Producers could be getting their appetite for investment back with oil at $65

CNBC

  • With oil prices in a protracted period of relative stability, oil majors are gradually getting the confidence to invest once again, the CEO of Woodside Petroleum indicated.
  • Although Coleman cautioned that it was still too early to budget for $65 oil, he also acknowledged bullish developments in the space.
Why fossil fuels are not necessarily 'dirty': Woodside CEO

Why fossil fuels are not necessarily ‘dirty’: Woodside CEO  

With oil prices in a protracted period of stability, oil companies are gradually getting the confidence to invest once again, the chief executive of Australia’s biggest independent oil and gas producer indicated Monday.

“It’s a nice spot where it is at the moment, around $60 and $65 per barrel,” Peter Coleman, CEO of Australian oil and gas producer Woodside Petroleum, told CNBC at the Credit Suisse Asian Investment Conference in Hong Kong.

“You can almost say that $65 today is kind of the new $80 of what we were three or four years ago, simply because we’ve got cost down and we’ve got margin back into our business,” he said, adding that current price levels meant that operations are sustainable today.

On Monday, oil prices pared some of their gains made after settling above $62 in the last session.

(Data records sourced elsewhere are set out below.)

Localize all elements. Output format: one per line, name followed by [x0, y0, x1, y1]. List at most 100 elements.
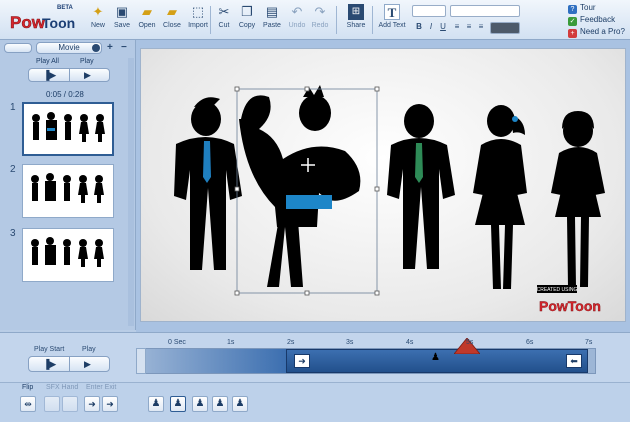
- slide-number: 1: [10, 102, 16, 113]
- character-muscle-man: [239, 85, 361, 287]
- figure-icon: ♟: [195, 398, 205, 409]
- lifebuoy-icon: +: [568, 29, 577, 38]
- sfx-hand-label: SFX Hand: [46, 384, 79, 391]
- redo-button[interactable]: ↷ Redo: [306, 4, 334, 38]
- enter-button[interactable]: ➜: [84, 396, 100, 412]
- exit-button[interactable]: ➜: [102, 396, 118, 412]
- play-icon[interactable]: ▶: [84, 359, 91, 370]
- save-icon: ▣: [115, 4, 129, 19]
- character-pose-5[interactable]: ♟: [232, 396, 248, 412]
- font-size-select[interactable]: [412, 5, 446, 17]
- beta-label: BETA: [57, 5, 73, 11]
- need-pro-link[interactable]: + Need a Pro?: [568, 27, 625, 38]
- paste-button[interactable]: ▤ Paste: [258, 4, 286, 38]
- remove-slide-button[interactable]: −: [121, 42, 127, 53]
- add-text-button[interactable]: T Add Text: [376, 4, 408, 38]
- feedback-link[interactable]: ✓ Feedback: [568, 15, 615, 26]
- view-toggle[interactable]: [4, 43, 32, 53]
- toolbar-divider: [336, 6, 337, 34]
- feedback-icon: ✓: [568, 17, 577, 26]
- play-start-icon[interactable]: ▐▶: [43, 359, 56, 370]
- timeline-fade-region: [146, 349, 286, 373]
- paste-icon: ▤: [265, 4, 279, 19]
- object-marker-icon[interactable]: ♟: [431, 352, 440, 363]
- undo-icon: ↶: [291, 4, 303, 19]
- scissors-icon: ✂: [218, 4, 230, 19]
- align-right-button[interactable]: ≡: [476, 22, 486, 32]
- exit-handle-icon[interactable]: ⬅: [566, 354, 582, 368]
- timeline-scroll-left[interactable]: [136, 348, 146, 374]
- play-controls: ▐▶ ▶: [28, 68, 110, 82]
- timeline-tick: 6s: [526, 339, 534, 346]
- folder-open-icon: ▰: [142, 4, 152, 19]
- stage-characters: CREATED USING PowToon: [174, 85, 605, 314]
- svg-text:PowToon: PowToon: [539, 298, 601, 314]
- import-icon: ⬚: [191, 4, 205, 19]
- divider: [69, 68, 70, 82]
- slides-panel: Movie + − Play All Play ▐▶ ▶ 0:05 / 0:28…: [0, 40, 136, 330]
- play-all-label: Play All: [36, 58, 59, 65]
- figure-icon: ♟: [215, 398, 225, 409]
- slide-thumbnail-1[interactable]: [22, 102, 114, 156]
- character-woman-1: [473, 105, 527, 289]
- timeline-tick: 1s: [227, 339, 235, 346]
- open-button[interactable]: ▰ Open: [133, 4, 161, 38]
- share-icon: ⊞: [348, 4, 364, 20]
- canvas-stage: CREATED USING PowToon: [140, 48, 626, 322]
- import-button[interactable]: ⬚ Import: [183, 4, 213, 38]
- character-man-2: [387, 104, 455, 269]
- align-center-button[interactable]: ≡: [464, 22, 474, 32]
- slide-number: 2: [10, 164, 16, 175]
- timeline-tick: 2s: [287, 339, 295, 346]
- flip-button[interactable]: ⇹: [20, 396, 36, 412]
- folder-close-icon: ▰: [167, 4, 177, 19]
- tour-link[interactable]: ? Tour: [568, 3, 596, 14]
- align-left-button[interactable]: ≡: [452, 22, 462, 32]
- playback-time: 0:05 / 0:28: [46, 90, 84, 99]
- copy-icon: ❐: [241, 4, 253, 19]
- figure-icon: ♟: [151, 398, 161, 409]
- font-family-select[interactable]: [450, 5, 520, 17]
- figure-icon: ♟: [235, 398, 245, 409]
- sfx-button[interactable]: [44, 396, 60, 412]
- play-label: Play: [80, 58, 94, 65]
- text-color-picker[interactable]: [490, 22, 520, 34]
- close-button[interactable]: ▰ Close: [158, 4, 186, 38]
- flip-icon: ⇹: [24, 399, 32, 409]
- character-pose-2[interactable]: ♟: [170, 396, 186, 412]
- slide-thumbnail-art: [31, 173, 104, 203]
- enter-exit-label: Enter Exit: [86, 384, 117, 391]
- figure-icon: ♟: [173, 398, 183, 409]
- timeline-tick: 5s: [466, 339, 474, 346]
- italic-button[interactable]: I: [426, 22, 436, 32]
- slide-thumbnail-2[interactable]: [22, 164, 114, 218]
- save-button[interactable]: ▣ Save: [108, 4, 136, 38]
- timeline-tick: 0 Sec: [168, 339, 186, 346]
- timeline-tick: 3s: [346, 339, 354, 346]
- character-pose-3[interactable]: ♟: [192, 396, 208, 412]
- character-pose-4[interactable]: ♟: [212, 396, 228, 412]
- enter-handle-icon[interactable]: ➜: [294, 354, 310, 368]
- play-all-icon[interactable]: ▐▶: [43, 70, 56, 81]
- top-toolbar: Pow Toon BETA ✦ New ▣ Save ▰ Open ▰ Close ⬚ I…: [0, 0, 630, 40]
- slides-scrollbar[interactable]: [128, 58, 134, 326]
- slide-thumbnail-art: [31, 237, 104, 267]
- settings-icon[interactable]: [92, 44, 100, 52]
- svg-text:CREATED USING: CREATED USING: [537, 287, 578, 293]
- play-start-label: Play Start: [34, 346, 65, 353]
- slide-number: 3: [10, 228, 16, 239]
- redo-icon: ↷: [314, 4, 326, 19]
- play-icon[interactable]: ▶: [84, 70, 91, 81]
- bold-button[interactable]: B: [414, 22, 424, 32]
- copy-button[interactable]: ❐ Copy: [233, 4, 261, 38]
- share-button[interactable]: ⊞ Share: [342, 4, 370, 38]
- underline-button[interactable]: U: [438, 22, 448, 32]
- add-slide-button[interactable]: +: [107, 42, 113, 53]
- hand-button[interactable]: [62, 396, 78, 412]
- divider: [69, 357, 70, 371]
- timeline-tick: 4s: [406, 339, 414, 346]
- character-man-1: [174, 97, 242, 270]
- character-pose-1[interactable]: ♟: [148, 396, 164, 412]
- slide-thumbnail-3[interactable]: [22, 228, 114, 282]
- slide-thumbnail-art: [32, 112, 105, 142]
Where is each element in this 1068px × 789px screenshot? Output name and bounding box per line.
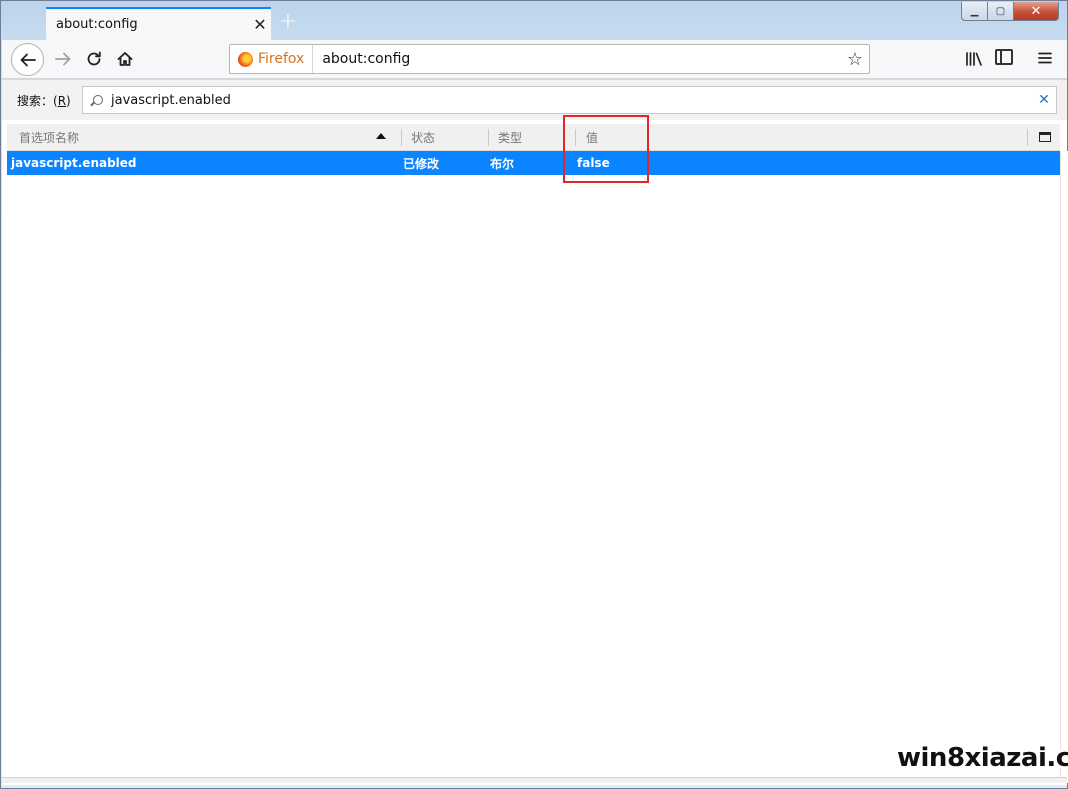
column-header-type[interactable]: 类型	[498, 124, 522, 151]
search-label-accesskey: R	[57, 93, 67, 108]
tab-title: about:config	[56, 17, 138, 32]
column-picker-icon[interactable]	[1039, 132, 1051, 142]
arrow-left-icon	[20, 53, 36, 66]
search-icon	[93, 95, 103, 105]
config-page: 搜索：(R) ✕ 首选项名称 状态 类型 值 javascript.enable…	[2, 80, 1068, 785]
window-close-button[interactable]: ✕	[1014, 2, 1059, 21]
tab-about-config[interactable]: about:config ✕	[46, 7, 271, 40]
reload-button[interactable]	[82, 47, 106, 71]
table-row[interactable]: javascript.enabled 已修改 布尔 false	[7, 151, 1060, 175]
column-header-value[interactable]: 值	[586, 124, 598, 151]
column-header-status[interactable]: 状态	[411, 124, 435, 151]
arrow-right-icon	[55, 52, 71, 66]
hamburger-menu-icon[interactable]	[1034, 47, 1056, 69]
window-controls: ▁ ▢ ✕	[961, 2, 1059, 21]
library-glyph	[966, 52, 982, 66]
forward-button[interactable]	[51, 47, 75, 71]
library-icon[interactable]	[963, 48, 985, 70]
menu-glyph	[1038, 52, 1052, 64]
minimize-button[interactable]: ▁	[961, 2, 988, 21]
pref-status-cell: 已修改	[403, 156, 440, 171]
right-edge	[1060, 151, 1068, 783]
pref-type-cell: 布尔	[490, 156, 515, 171]
new-tab-button[interactable]: +	[277, 9, 299, 35]
column-header-name[interactable]: 首选项名称	[19, 124, 79, 151]
maximize-button[interactable]: ▢	[988, 2, 1014, 21]
home-button[interactable]	[113, 47, 137, 71]
home-icon	[117, 52, 133, 66]
search-input[interactable]	[111, 92, 1032, 108]
pref-value-cell: false	[577, 156, 610, 170]
clear-search-icon[interactable]: ✕	[1032, 92, 1056, 108]
column-divider[interactable]	[488, 129, 489, 146]
url-bar[interactable]: Firefox about:config ☆	[229, 44, 870, 74]
column-divider[interactable]	[575, 129, 576, 146]
column-divider[interactable]	[1027, 129, 1028, 146]
pref-name-cell: javascript.enabled	[11, 156, 137, 170]
sidebar-icon[interactable]	[995, 49, 1013, 65]
reload-icon	[87, 51, 101, 66]
search-row: 搜索：(R) ✕	[2, 80, 1067, 120]
identity-label: Firefox	[258, 51, 305, 67]
sort-ascending-icon	[376, 133, 386, 139]
browser-window: about:config ✕ + ▁ ▢ ✕ Firefox about:con…	[0, 0, 1068, 789]
column-header-row: 首选项名称 状态 类型 值	[7, 124, 1060, 151]
search-box[interactable]: ✕	[82, 86, 1057, 114]
watermark: win8xiazai.com	[897, 743, 1068, 773]
firefox-logo-icon	[238, 51, 253, 67]
tab-close-icon[interactable]: ✕	[249, 15, 271, 34]
search-label-suffix: )	[66, 93, 71, 108]
back-button[interactable]	[11, 43, 44, 76]
navigation-toolbar: Firefox about:config ☆	[2, 40, 1067, 79]
url-text[interactable]: about:config	[313, 51, 841, 67]
status-bar	[2, 777, 1067, 783]
search-label: 搜索：(R)	[17, 92, 71, 109]
search-label-prefix: 搜索：(	[17, 93, 58, 108]
bookmark-star-icon[interactable]: ☆	[841, 49, 869, 70]
column-divider[interactable]	[401, 129, 402, 146]
identity-box[interactable]: Firefox	[230, 45, 314, 73]
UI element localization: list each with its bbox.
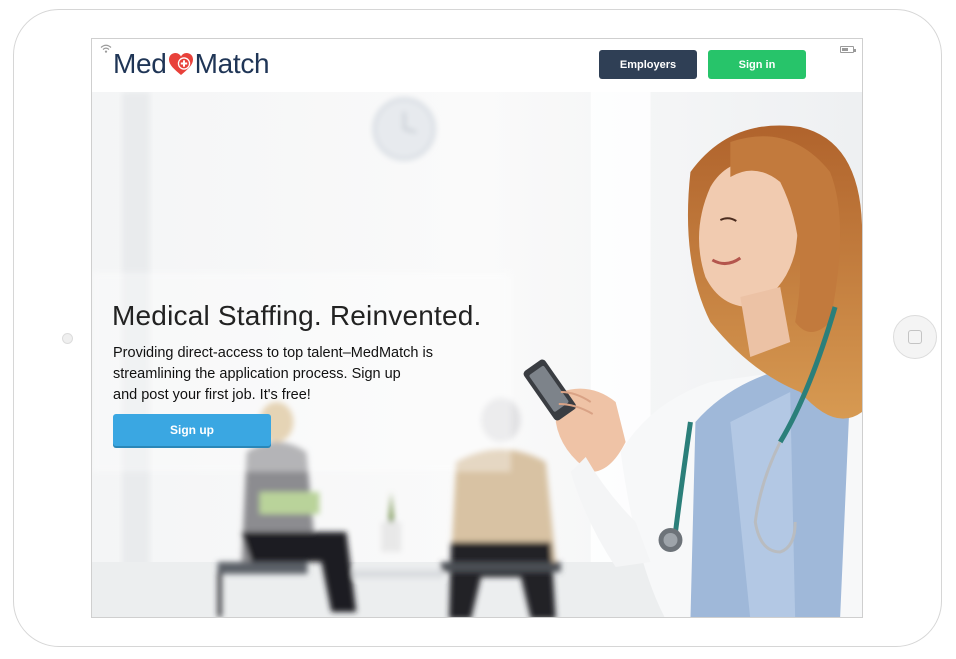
heart-cross-icon: [168, 53, 193, 75]
home-button-icon: [908, 330, 922, 344]
medmatch-logo[interactable]: Med Match: [113, 48, 270, 80]
wifi-icon: [100, 44, 112, 53]
hero-description: Providing direct-access to top talent–Me…: [113, 343, 458, 406]
sign-in-button[interactable]: Sign in: [708, 50, 806, 79]
clock-icon: [372, 97, 436, 161]
hero-description-line-3: and post your first job. It's free!: [113, 387, 311, 403]
hero-headline: Medical Staffing. Reinvented.: [112, 300, 482, 331]
logo-text-match: Match: [194, 48, 270, 79]
employers-button[interactable]: Employers: [599, 50, 697, 79]
home-button[interactable]: [893, 315, 937, 359]
header-bar: Med Match Employers Sign in: [92, 39, 862, 92]
hero-description-line-1: Providing direct-access to top talent–Me…: [113, 345, 433, 361]
logo-text-med: Med: [113, 48, 167, 79]
sign-up-button[interactable]: Sign up: [113, 414, 271, 446]
hero-section: Medical Staffing. Reinvented. Providing …: [92, 92, 862, 617]
tablet-screen: Med Match Employers Sign in Medical Staf…: [91, 38, 863, 618]
battery-icon: [840, 46, 856, 53]
camera-dot: [62, 333, 73, 344]
hero-description-line-2: streamlining the application process. Si…: [113, 366, 401, 382]
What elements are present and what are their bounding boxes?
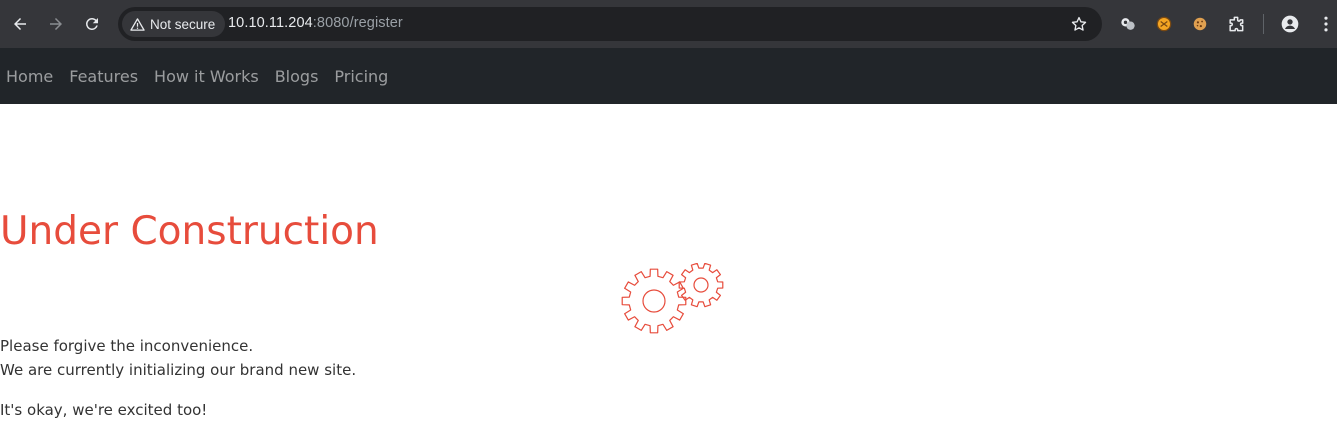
nav-link-how-it-works[interactable]: How it Works [154,67,259,86]
arrow-left-icon [14,18,26,30]
message-line-2: We are currently initializing our brand … [0,361,357,379]
cookie-editor-icon [1156,16,1172,32]
small-gear-icon [678,263,724,308]
security-label: Not secure [150,16,216,32]
arrow-right-icon [50,18,62,30]
star-icon [1071,16,1087,31]
site-navbar: Home Features How it Works Blogs Pricing [0,48,1337,104]
large-gear-icon [621,268,687,334]
profile-button[interactable] [1278,12,1302,36]
address-bar[interactable]: Not secure 10.10.11.204:8080/register [118,7,1102,41]
forward-button[interactable] [42,10,70,38]
extension-button-3[interactable] [1188,12,1212,36]
extensions-menu-button[interactable] [1224,12,1248,36]
message-line-1: Please forgive the inconvenience. [0,337,254,355]
kebab-menu-icon [1324,16,1328,32]
avatar-icon [1281,15,1299,33]
page-title: Under Construction [0,209,379,254]
nav-link-blogs[interactable]: Blogs [275,67,319,86]
nav-link-pricing[interactable]: Pricing [334,67,388,86]
nav-link-home[interactable]: Home [6,67,53,86]
reload-button[interactable] [78,10,106,38]
url-path: :8080/register [312,15,403,31]
browser-menu-button[interactable] [1314,12,1337,36]
url-host: 10.10.11.204 [228,15,313,31]
url-text[interactable]: 10.10.11.204:8080/register [228,15,403,31]
cookie-icon [1193,17,1207,31]
puzzle-icon [1229,16,1244,32]
back-button[interactable] [6,10,34,38]
warning-triangle-icon [130,17,145,31]
gears-icon [621,263,724,334]
message-line-3: It's okay, we're excited too! [0,401,208,419]
bookmark-button[interactable] [1068,13,1090,35]
security-chip[interactable]: Not secure [122,11,226,37]
extension-button-2[interactable] [1152,12,1176,36]
extension-circles-icon [1121,18,1135,30]
browser-toolbar: Not secure 10.10.11.204:8080/register [0,0,1337,48]
reload-icon [85,17,98,30]
toolbar-divider [1263,14,1264,34]
nav-link-features[interactable]: Features [69,67,138,86]
extension-button-1[interactable] [1116,12,1140,36]
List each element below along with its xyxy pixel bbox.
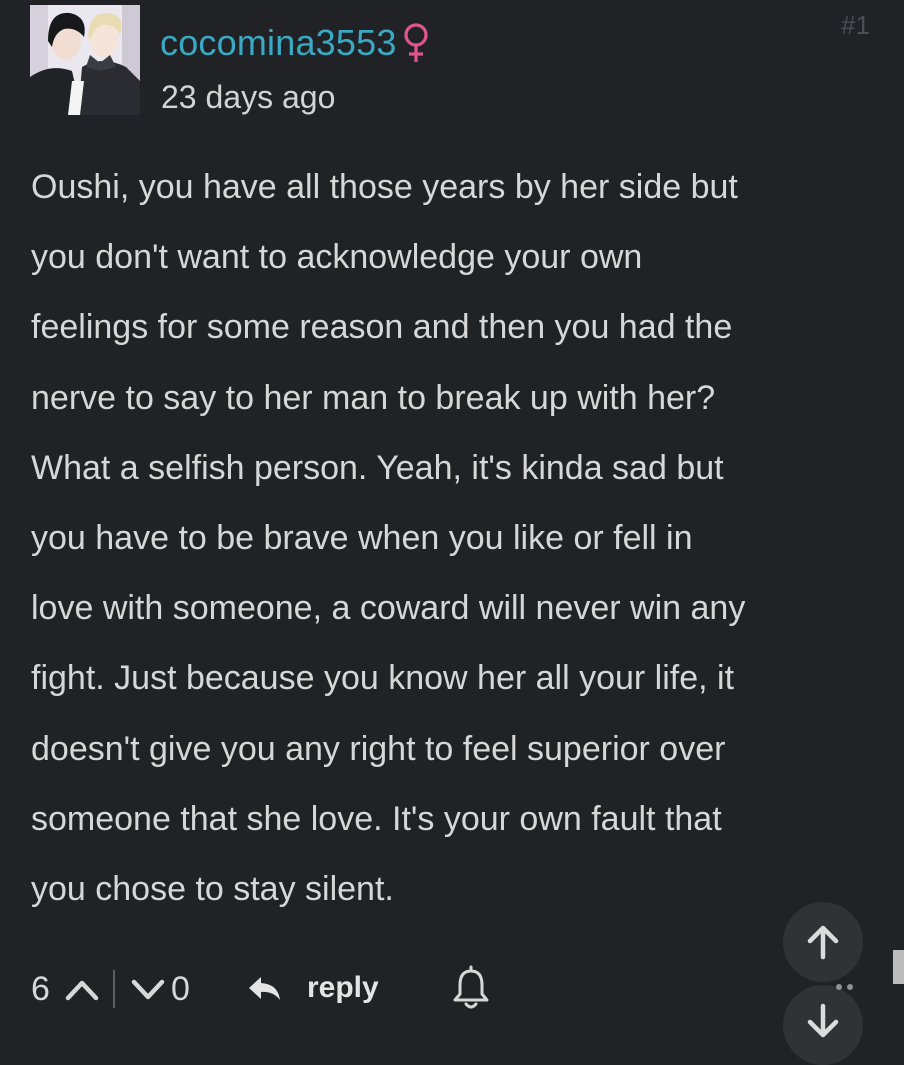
comment-line: Oushi, you have all those years by her s… bbox=[31, 168, 738, 206]
comment-line: What a selfish person. Yeah, it's kinda … bbox=[31, 448, 724, 487]
comment-line: someone that she love. It's your own fau… bbox=[31, 799, 722, 838]
scroll-to-bottom-button[interactable] bbox=[783, 985, 863, 1065]
reply-arrow-icon bbox=[249, 977, 280, 1000]
arrow-up-icon bbox=[807, 925, 839, 960]
arrow-down-icon bbox=[807, 1003, 839, 1038]
scrollbar-thumb[interactable] bbox=[893, 950, 904, 984]
comment-author-row: cocomina3553 bbox=[160, 18, 431, 68]
scroll-to-top-button[interactable] bbox=[783, 902, 863, 982]
comment-line: doesn't give you any right to feel super… bbox=[31, 729, 726, 768]
user-avatar[interactable] bbox=[30, 5, 140, 115]
reply-label: reply bbox=[307, 971, 379, 1004]
upvote-count: 6 bbox=[31, 970, 50, 1008]
downvote-button[interactable] bbox=[128, 969, 168, 1009]
reply-button[interactable]: reply bbox=[245, 965, 379, 1011]
comment-timestamp: 23 days ago bbox=[161, 79, 336, 115]
comment-line: nerve to say to her man to break up with… bbox=[31, 378, 716, 417]
notify-button[interactable] bbox=[449, 965, 493, 1011]
more-dots-icon bbox=[836, 984, 856, 992]
comment-actions-bar: 6 0 reply bbox=[0, 955, 904, 1021]
comment-line: you have to be brave when you like or fe… bbox=[31, 519, 693, 558]
comment-line: you don't want to acknowledge your own bbox=[31, 238, 643, 277]
vote-divider bbox=[113, 970, 115, 1008]
comment-number: #1 bbox=[841, 10, 870, 40]
comment-username[interactable]: cocomina3553 bbox=[160, 18, 397, 68]
female-symbol-icon bbox=[401, 21, 431, 65]
comment-line: fight. Just because you know her all you… bbox=[31, 659, 735, 698]
comment-line: feelings for some reason and then you ha… bbox=[31, 308, 733, 347]
comment-body: Oushi, you have all those years by her s… bbox=[31, 152, 881, 924]
comment-line: you chose to stay silent. bbox=[31, 870, 394, 909]
chevron-up-icon bbox=[65, 980, 99, 1001]
bell-icon bbox=[453, 965, 489, 1009]
chevron-down-icon bbox=[131, 979, 165, 1000]
upvote-button[interactable] bbox=[62, 969, 102, 1009]
comment-line: love with someone, a coward will never w… bbox=[31, 589, 746, 628]
downvote-count: 0 bbox=[171, 970, 190, 1008]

Although Coleman cautioned that it was still too early to budget for $65 oil, he also acknowledged bullish developments in the space.

“At this price, you’re starting to see new projects go to final investment decisions so people are starting to get that confidence again that they can invest,” Coleman said, adding that plenty of companies are making substantial investments in the renewable energy space.

According to Coleman, companies are also starting to change their portfolio mix in a bid to tackle their carbon footprint.

“You can see they’re going more gas-oriented. They’re actually starting to say the mantra is moving from being an oil and gas company to being a gas and oil company,” he said.

Woodside announced earlier in the month that its intention to buy Exxon Mobil’s 50 percent stake in the Scarborough gas field in Australia had been approved by BHP, a stakeholder in the development.